Wegen wiederholten Betretens des Militärgeländes in Büchel bin ich zu 90 Tagessätze verurteilt worden, aufgrund einer Gesetzesänderung beträgt die Ersatzfreiheitsstrafe dafür nur noch die Hälfte. Drei Wochen Gefängnis habe ich schon hinter mir, bald habe ich die Hälfte erreicht.
Büchel: Das sind 20 Atombomben, genauer: Wasserstoffbomben, jede um ein Vielfaches stärker als die Bomben auf Hiroshima und Nagasaki. Den kollektiven Selbstmord nicht hinnehmen: Wie geht das? Für mich im Moment nur so, dass ich dem Staat signalisiere: Solange du diese Waffen unterhältst, solange deine Soldaten täglich ihren Einsatz trainieren, musst du mich bestrafen.

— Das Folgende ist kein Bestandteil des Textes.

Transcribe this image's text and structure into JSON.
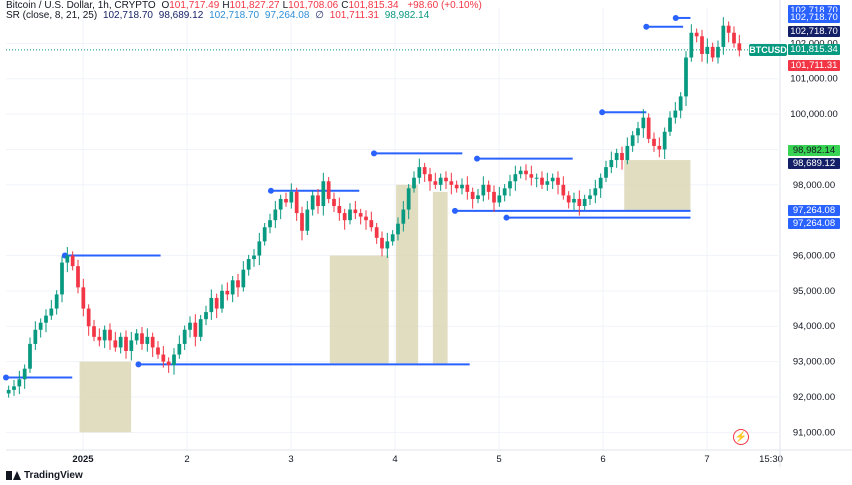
{
  "header": {
    "title": "Bitcoin / U.S. Dollar, 1h, CRYPTO",
    "ohlc": [
      {
        "k": "O",
        "v": "101,717.49"
      },
      {
        "k": "H",
        "v": "101,827.27"
      },
      {
        "k": "L",
        "v": "101,708.06"
      },
      {
        "k": "C",
        "v": "101,815.34"
      }
    ],
    "change": "+98.60 (+0.10%)",
    "indicator_name": "SR (close, 8, 21, 25)",
    "indicator_values": [
      "102,718.70",
      "98,689.12",
      "102,718.70",
      "97,264.08",
      "∅",
      "101,711.31",
      "98,982.14"
    ]
  },
  "symbol_tag": "BTCUSD",
  "price_tags": [
    {
      "label": "102,718.70",
      "price": 102930,
      "bg": "#2962ff"
    },
    {
      "label": "102,718.70",
      "price": 102718.7,
      "bg": "#2962ff"
    },
    {
      "label": "102,718.70",
      "price": 102330,
      "bg": "#131f66"
    },
    {
      "label": "101,815.34",
      "price": 101815.34,
      "bg": "#089981"
    },
    {
      "label": "101,711.31",
      "price": 101380,
      "bg": "#f23645"
    },
    {
      "label": "98,982.14",
      "price": 98982.14,
      "bg": "#39d353",
      "dark": true
    },
    {
      "label": "98,689.12",
      "price": 98600,
      "bg": "#131f66"
    },
    {
      "label": "97,264.08",
      "price": 97264.08,
      "bg": "#2962ff"
    },
    {
      "label": "97,264.08",
      "price": 96900,
      "bg": "#2962ff"
    }
  ],
  "icons": {
    "logo": "tradingview-logo",
    "flash": "lightning-icon"
  },
  "logo_text": "TradingView",
  "colors": {
    "up": "#089981",
    "down": "#f23645",
    "resistance": "#2962ff",
    "zone": "#d9d4b0"
  },
  "chart_data": {
    "type": "candlestick",
    "symbol": "BTCUSD",
    "timeframe": "1h",
    "ylim": [
      90500,
      103000
    ],
    "y_ticks": [
      91000,
      92000,
      93000,
      94000,
      95000,
      96000,
      98000,
      99000,
      100000,
      101000,
      102000
    ],
    "y_tick_labels": [
      "91,000.00",
      "92,000.00",
      "93,000.00",
      "94,000.00",
      "95,000.00",
      "96,000.00",
      "98,000.00",
      "99,000.00",
      "100,000.00",
      "101,000.00",
      "102,000.00"
    ],
    "x_ticks": [
      {
        "label": "2025",
        "day": 1
      },
      {
        "label": "2",
        "day": 2
      },
      {
        "label": "3",
        "day": 3
      },
      {
        "label": "4",
        "day": 4
      },
      {
        "label": "5",
        "day": 5
      },
      {
        "label": "6",
        "day": 6
      },
      {
        "label": "7",
        "day": 7
      }
    ],
    "x_end_label": "15:30",
    "current_price": 101815.34,
    "closes": [
      92200,
      92300,
      92500,
      92800,
      93500,
      93900,
      94100,
      94300,
      94500,
      94900,
      95800,
      96000,
      95700,
      95100,
      94500,
      94000,
      93700,
      93600,
      93900,
      93600,
      93400,
      93700,
      93300,
      93600,
      93800,
      93500,
      93700,
      93400,
      93200,
      93000,
      92900,
      93200,
      93500,
      93900,
      94100,
      93700,
      94200,
      94400,
      94800,
      94500,
      95000,
      94900,
      95300,
      95100,
      95600,
      95900,
      96000,
      96400,
      96800,
      97000,
      97300,
      97600,
      97500,
      97800,
      97200,
      96700,
      97300,
      97700,
      97400,
      98100,
      97600,
      97400,
      97200,
      97000,
      97300,
      97200,
      97100,
      97000,
      96800,
      96500,
      96200,
      96400,
      96600,
      96900,
      97300,
      97900,
      98200,
      98500,
      98300,
      98100,
      98000,
      98200,
      98100,
      98000,
      97900,
      98000,
      97800,
      97600,
      97700,
      98000,
      97800,
      97500,
      97700,
      97900,
      98100,
      98300,
      98400,
      98300,
      98200,
      98200,
      98000,
      98100,
      98200,
      98000,
      97700,
      97500,
      97600,
      97400,
      97600,
      97700,
      97900,
      98200,
      98500,
      98700,
      98900,
      98700,
      99100,
      99400,
      99600,
      99900,
      99300,
      99100,
      99000,
      99500,
      99900,
      100100,
      100500,
      101600,
      102300,
      102200,
      101700,
      101900,
      101600,
      101900,
      102500,
      102300,
      102000,
      101800
    ],
    "supports": [
      {
        "from": 0.0,
        "to": 0.09,
        "price": 92550
      },
      {
        "from": 0.18,
        "to": 0.63,
        "price": 92920
      },
      {
        "from": 0.68,
        "to": 0.93,
        "price": 97070
      },
      {
        "from": 0.61,
        "to": 0.93,
        "price": 97264.08
      }
    ],
    "resistances": [
      {
        "from": 0.08,
        "to": 0.21,
        "price": 96000
      },
      {
        "from": 0.36,
        "to": 0.48,
        "price": 97830
      },
      {
        "from": 0.5,
        "to": 0.62,
        "price": 98890
      },
      {
        "from": 0.64,
        "to": 0.77,
        "price": 98740
      },
      {
        "from": 0.81,
        "to": 0.87,
        "price": 100050
      },
      {
        "from": 0.87,
        "to": 0.92,
        "price": 102470
      },
      {
        "from": 0.91,
        "to": 0.93,
        "price": 102718.7
      }
    ],
    "zones": [
      {
        "from": 0.1,
        "to": 0.17,
        "top": 93000,
        "bottom": 91000
      },
      {
        "from": 0.44,
        "to": 0.52,
        "top": 96000,
        "bottom": 92950
      },
      {
        "from": 0.53,
        "to": 0.56,
        "top": 98000,
        "bottom": 92950
      },
      {
        "from": 0.58,
        "to": 0.6,
        "top": 97800,
        "bottom": 92950
      },
      {
        "from": 0.84,
        "to": 0.93,
        "top": 98700,
        "bottom": 97270
      }
    ]
  }
}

Inzwischen hat es den 100. Prozess gegen Leute wie mich gegeben. Hundert Prozesse, das ist wenig für einen Zeitraum von 30 Jahren. Mir ist schon wiederholt durch den Kopf gegangen, dass diejenigen, die sich zur Friedensbewegung zählen, mehrheitlich in meinem Alter sind, alle im Ruhestand. Sie können es sich leisten, zivilen Ungehorsam zu begehen und sich dafür einsperren zu lassen. Damit können sie ihre lebenslangen Aktivitäten für den Frieden krönen. (Natürlich rufe ich keineswegs zur Begehung von Straftaten auf, ich sage nur, was wäre, wenn …!)

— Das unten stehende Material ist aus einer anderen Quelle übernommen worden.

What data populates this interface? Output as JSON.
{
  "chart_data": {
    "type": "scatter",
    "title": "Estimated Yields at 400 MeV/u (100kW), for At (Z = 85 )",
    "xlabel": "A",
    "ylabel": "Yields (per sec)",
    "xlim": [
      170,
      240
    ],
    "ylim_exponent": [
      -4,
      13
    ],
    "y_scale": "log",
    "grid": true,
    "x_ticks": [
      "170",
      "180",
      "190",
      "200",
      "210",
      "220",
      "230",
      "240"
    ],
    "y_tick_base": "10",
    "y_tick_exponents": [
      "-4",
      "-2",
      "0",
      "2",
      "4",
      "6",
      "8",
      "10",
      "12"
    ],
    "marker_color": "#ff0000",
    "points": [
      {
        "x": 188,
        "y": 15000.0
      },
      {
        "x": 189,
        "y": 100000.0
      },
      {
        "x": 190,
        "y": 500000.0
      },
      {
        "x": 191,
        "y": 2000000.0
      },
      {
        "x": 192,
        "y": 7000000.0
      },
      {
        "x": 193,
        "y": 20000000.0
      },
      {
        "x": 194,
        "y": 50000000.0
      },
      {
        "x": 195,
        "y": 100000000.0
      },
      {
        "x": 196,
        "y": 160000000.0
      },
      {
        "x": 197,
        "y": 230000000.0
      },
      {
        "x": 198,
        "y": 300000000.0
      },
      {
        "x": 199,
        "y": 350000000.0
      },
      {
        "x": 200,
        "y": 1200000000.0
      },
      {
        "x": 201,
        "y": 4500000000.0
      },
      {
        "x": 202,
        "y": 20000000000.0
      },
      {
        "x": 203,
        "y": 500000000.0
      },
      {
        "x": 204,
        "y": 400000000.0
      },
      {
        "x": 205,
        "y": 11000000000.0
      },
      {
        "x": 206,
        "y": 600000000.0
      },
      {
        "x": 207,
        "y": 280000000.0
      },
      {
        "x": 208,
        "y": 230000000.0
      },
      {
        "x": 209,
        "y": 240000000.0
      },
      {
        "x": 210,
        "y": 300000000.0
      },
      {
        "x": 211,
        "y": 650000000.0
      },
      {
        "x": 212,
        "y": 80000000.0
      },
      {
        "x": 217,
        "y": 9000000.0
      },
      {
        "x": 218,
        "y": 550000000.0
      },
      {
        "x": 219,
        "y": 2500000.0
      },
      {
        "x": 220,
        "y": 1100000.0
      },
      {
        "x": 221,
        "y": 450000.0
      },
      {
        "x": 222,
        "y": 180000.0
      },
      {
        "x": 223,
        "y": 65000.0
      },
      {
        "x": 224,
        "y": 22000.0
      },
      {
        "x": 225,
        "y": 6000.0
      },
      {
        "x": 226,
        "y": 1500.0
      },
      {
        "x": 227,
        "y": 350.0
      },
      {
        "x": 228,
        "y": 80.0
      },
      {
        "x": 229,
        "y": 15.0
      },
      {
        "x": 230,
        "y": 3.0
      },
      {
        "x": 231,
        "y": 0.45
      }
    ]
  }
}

Bei einem meiner Knastaufenthalte bekam ich ein Zitat von Johnny Depp zugeschickt, das ich immer wieder anbringe: »Meine Freunde sagen, ich bin verrückt. Ich bin aber nicht verrückt. Ich bin nur so, wie sie auch wären, wenn sie nicht solche Angst hätten!«
Hier wurde mir nun auf einer Postkarte ein Zitat von einem A. J. Heschel geschickt, den ich weiter nicht kenne: »Der Mensch muss lernen, dass der Sinn des Lebens ist, Beispiel zu sein. Ein Mensch sollte sich selbst immer so sehen, als sei die Welt halb schuldig und halb unschuldig. Eine einzige Tat kann die Waage der ganzen Welt zur Seite des Verdienstes oder zur Seite der Schuld neigen. Jeder Mensch hat zu allen Zeiten Teil an der Zerstörung oder an der Erlösung der Welt.« Ein interessanter Gedanke, der im Grunde Kants Kategorischen Imperativ wiedergibt.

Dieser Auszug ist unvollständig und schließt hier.